On the morning before setting sail in Dubrovnik, while many were doing the traditional tour of the old town, a local A&K tour guide took a small group of us on “A Taste of Croatia” excursion to a family estate near the village of Orasac, home to a nearly 300-year-old, horse-powered olive oil mill. After watching a demonstration of this traditional pressing method, we sampled the local oil, along with local wines, hams, and cheeses. From there we headed to Mali Ston, on the coast just outside the walled city of Ston, where we boarded a small boat that took us just offshore to an oyster and mussel farm to sample the shellfish as they were being plucked straight from the sea. Those stops proved to be just appetizers, as we settled in for an outdoor seaside lunch at the Bota Sari oyster and sushi restaurant.

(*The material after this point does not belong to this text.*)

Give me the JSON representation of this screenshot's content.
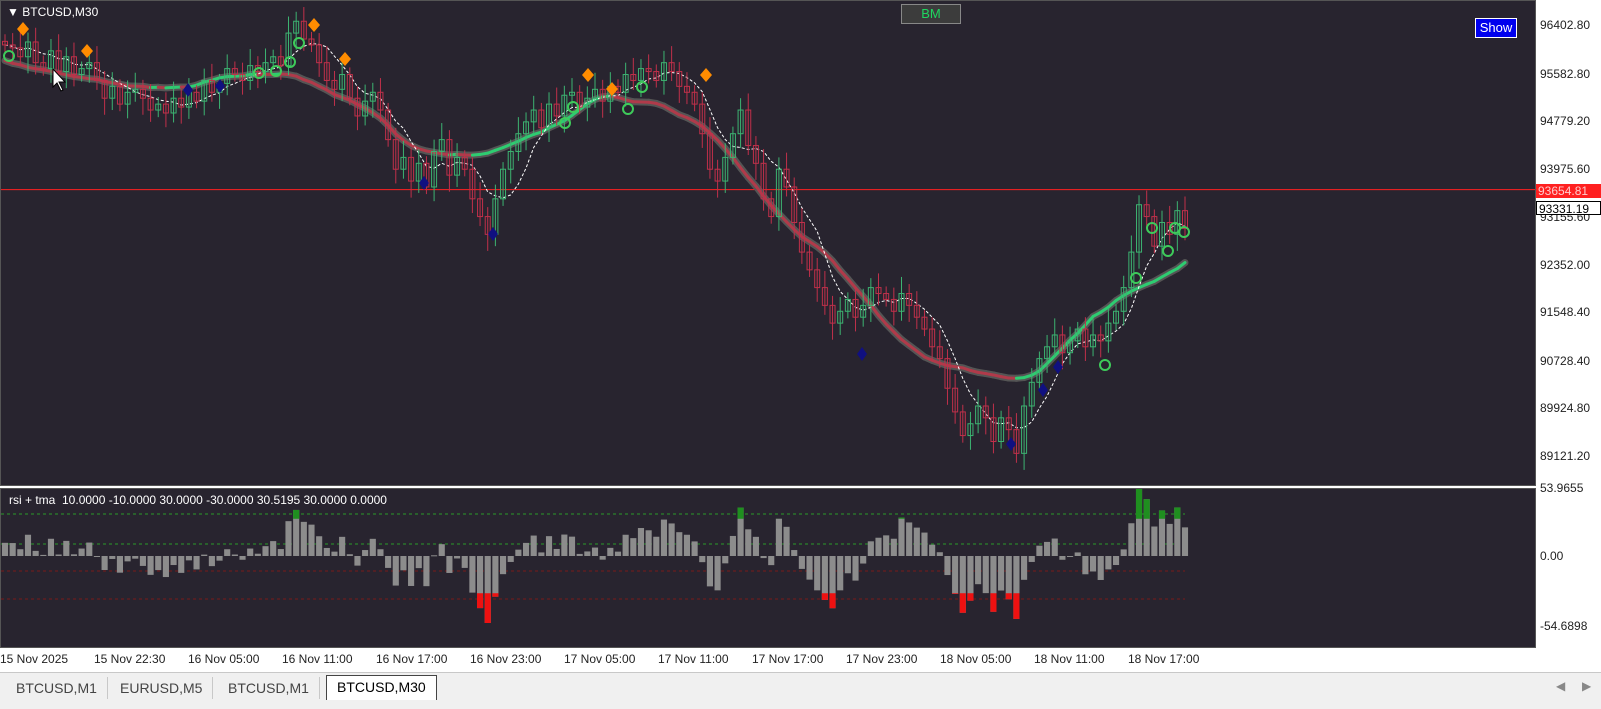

The next two days were spent mostly at sea, enjoying the ship and its fine dining, including Umi Uma, the only Nobu restaurant at sea, and Osteria D’Ovidio, an Italian specialty restaurant named after company owner Manfredi Lefebvre D’Ovidio. The food, wine pairings ,and service were outstanding at all the venues I tried—from the salt-baked sea chard with tarragon sauce and Swiss chard to the Asian noodles and salad I sampled at the sprawling Marketplace with indoor and outdoor seating at the back of the ship.
Seven years after that first Crystal sailing changed my view of cruising, I admittedly still tend to shun ships with a capacity of more than a few hundred. But the newly revamped Symphony once again proved that a larger ocean ship can feel just as intimate—or even more so—than a small ship when you’re on the right vessel.
Just don’t call it luxury.
“The word luxury has been used and abused for so long that every [company now] says that about themselves,” Levis said. “And it’s different for all of us. So, we decided to call ourselves ‘exceptional,’ because we are an exception. Because we are different.”